A new slate of sanctions against businesses and individuals involved in a timeshare scam in Puerto Vallarta, Mexico, demonstrates how drug trafficking organizations like the CJNG use unsuspecting tourists as one more source of illicit income.
The US Department of the Treasury’s Office of Foreign Assets Control (OFAC) has sanctioned seven individuals and 19 Mexican companies believed to be involved in timeshare fraud led by the Jalisco Cartel New Generation (Cartel Jalisco Nueva Generación – CJNG) in Puerto Vallarta, a major tourist destination in on Mexico’s Pacific coast. OFAC sanctioned eight other Mexican companies that were linked to the same network in March.
The fraudsters allegedly made unsolicited offers to purchase timeshare properties. Once the owners agreed to sell, the fraudsters requested advance payments that they said would cover fees and taxes and would expedite the sale. Once the owners paid, the scammers disappeared, leaving the victims with no buyer and no money, according to a Treasury Department press release.
In another scheme, real estate companies sold units in timeshare developments that were never built, either because the companies simply vanished or because the projects were purposefully planned in protected natural areas and subsequently canceled, a government official working in security matters who did not want to be identified for security reasons, told InSight Crime. The money was never refunded.
This type of timeshare fraud often targets people looking for retirement or vacation properties abroad and helps the CJNG generate revenue beyond its traditional drug trafficking activities.
“They take advantage of the fact that these are usually older people who tend to be trusting and do not follow basic security measures such as asking for references or checking public information about the property,” said the source.
The CJNG also utilized frontmen, people who received payments for using their official ID, or nominees to register the companies carrying out scams, according to documents obtained by VICE. In some cases, these nominees may have been deceased or unaware that their identity was used for criminal activities.
InSight Crime Analysis
The CJNG’s involvement in the timeshare scheme is only the tip of the iceberg concerning their involvement in businesses across the tourism sector in Puerto Vallarta, which has been a goldmine for the group for years.
Hotels, bars, restaurants, and now timeshares are particularly attractive since they provide access to a range of other criminal activities, including money laundering, human trafficking, and drug trafficking, explained the source consulted by InSight Crime.
While the most recent sanctions target a scam operation, drug trafficking organizations are frequently involved in real construction projects to launder money. As a high-traffic tourist area, constructing housing developments or residential complexes in Puerto Vallarta offers criminal groups a sound way to launder investments, said the source.
Criminal groups use frontmen or front companies to make large purchase orders for building materials or finance the construction of properties with dirty money. The cost of a beachfront apartment is high, meaning it is an easy way to legitimize large sums of ill-gotten cash.
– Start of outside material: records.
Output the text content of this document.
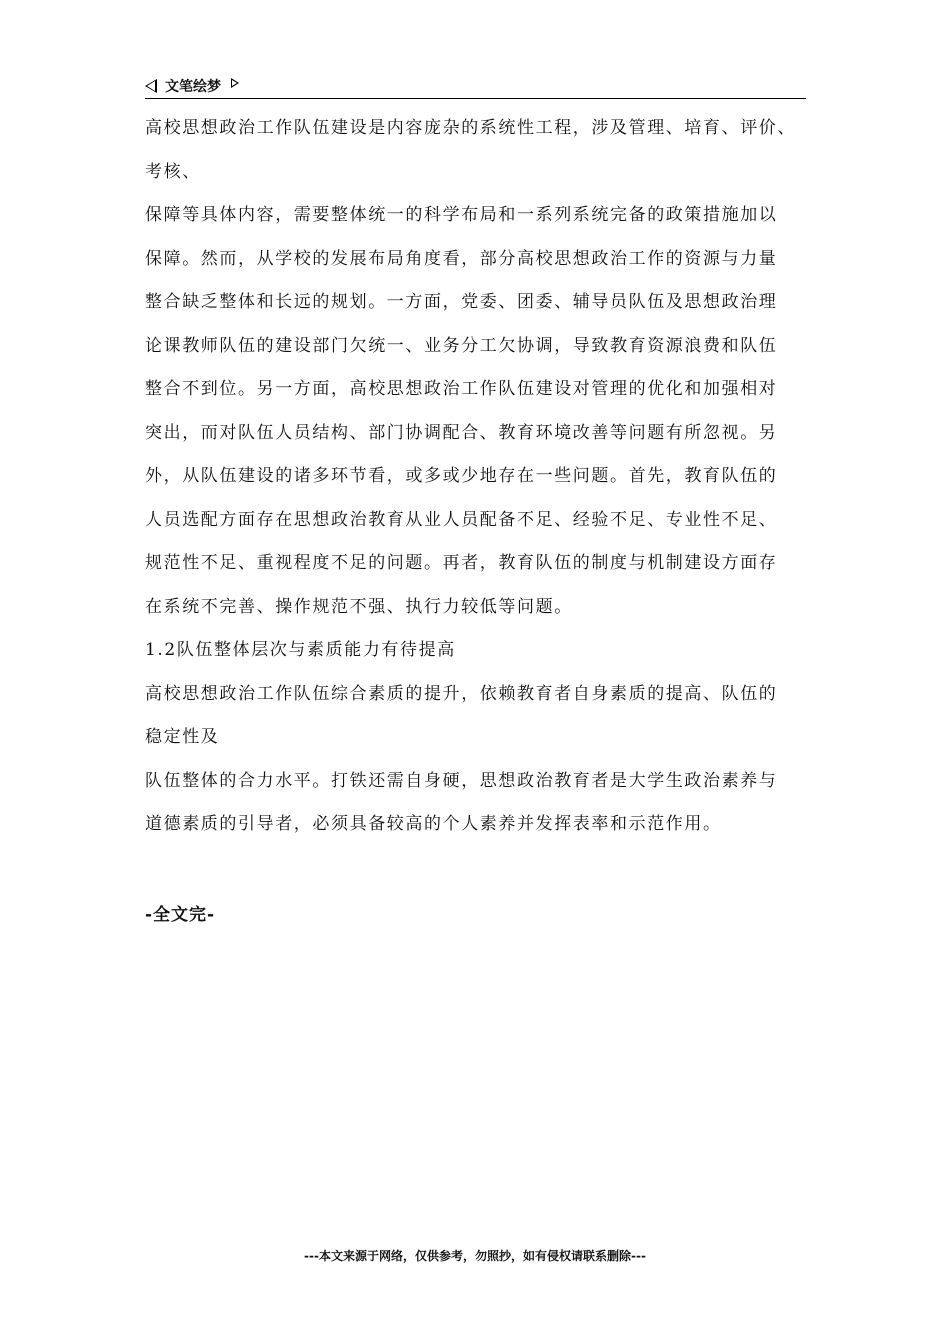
文笔绘梦
高校思想政治工作队伍建设是内容庞杂的系统性工程，涉及管理、培育、评价、
考核、
保障等具体内容，需要整体统一的科学布局和一系列系统完备的政策措施加以
保障。然而，从学校的发展布局角度看，部分高校思想政治工作的资源与力量
整合缺乏整体和长远的规划。一方面，党委、团委、辅导员队伍及思想政治理
论课教师队伍的建设部门欠统一、业务分工欠协调，导致教育资源浪费和队伍
整合不到位。另一方面，高校思想政治工作队伍建设对管理的优化和加强相对
突出，而对队伍人员结构、部门协调配合、教育环境改善等问题有所忽视。另
外，从队伍建设的诸多环节看，或多或少地存在一些问题。首先，教育队伍的
人员选配方面存在思想政治教育从业人员配备不足、经验不足、专业性不足、
规范性不足、重视程度不足的问题。再者，教育队伍的制度与机制建设方面存
在系统不完善、操作规范不强、执行力较低等问题。
1.2队伍整体层次与素质能力有待提高
高校思想政治工作队伍综合素质的提升，依赖教育者自身素质的提高、队伍的
稳定性及
队伍整体的合力水平。打铁还需自身硬，思想政治教育者是大学生政治素养与
道德素质的引导者，必须具备较高的个人素养并发挥表率和示范作用。
-全文完-
---本文来源于网络，仅供参考，勿照抄，如有侵权请联系删除---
The restaurant sector is also crucial to the CJNG’s activities, as restaurants are used as a place of exchange for drug shipments and sales. However, restaurants can also become epicenters of violence and attract the attention of local authorities. For instance, in 2016, two sons of Joaquín Guzmán Loera’s, alias ‘El Chapo,’ were kidnapped — and subsequently released — in an upscale restaurant in Puerto Vallarta, allegedly on orders from Nemesio Oseguera Cervantes, alias ‘El Mencho,” leader of the CJNG. Additionally, the former governor Aristóteles Sandoval was assassinated at a restaurant in Puerto Vallarta in 2020. The CJNG was linked to his murder.
Despite the various criminal economies within the tourism sector in Puerto Vallarta, the effectiveness of both international sanctions and seizures of properties by local authorities is questionable. US sanctions will have little impact on the criminal operation but will make accessing the US banking system much more difficult for the accused companies. Seizures made at the local level, “represent minimal damage” to the organization, said the source. “For every ten businesses they target, they have 100 operating, so it’s not very significant.”
The Cuinis, a once-powerful money-laundering wing of the CJNG, used the real estate sector in Puerto Vallarta and other Jalisco beach resorts to launder their drug money for years. The sanctioning of 15 businesses and six individuals linked to the gang by the US Treasury Department in 2015 has done little to curb the CJNG’s use of the tourism sector for money laundering and profiteering.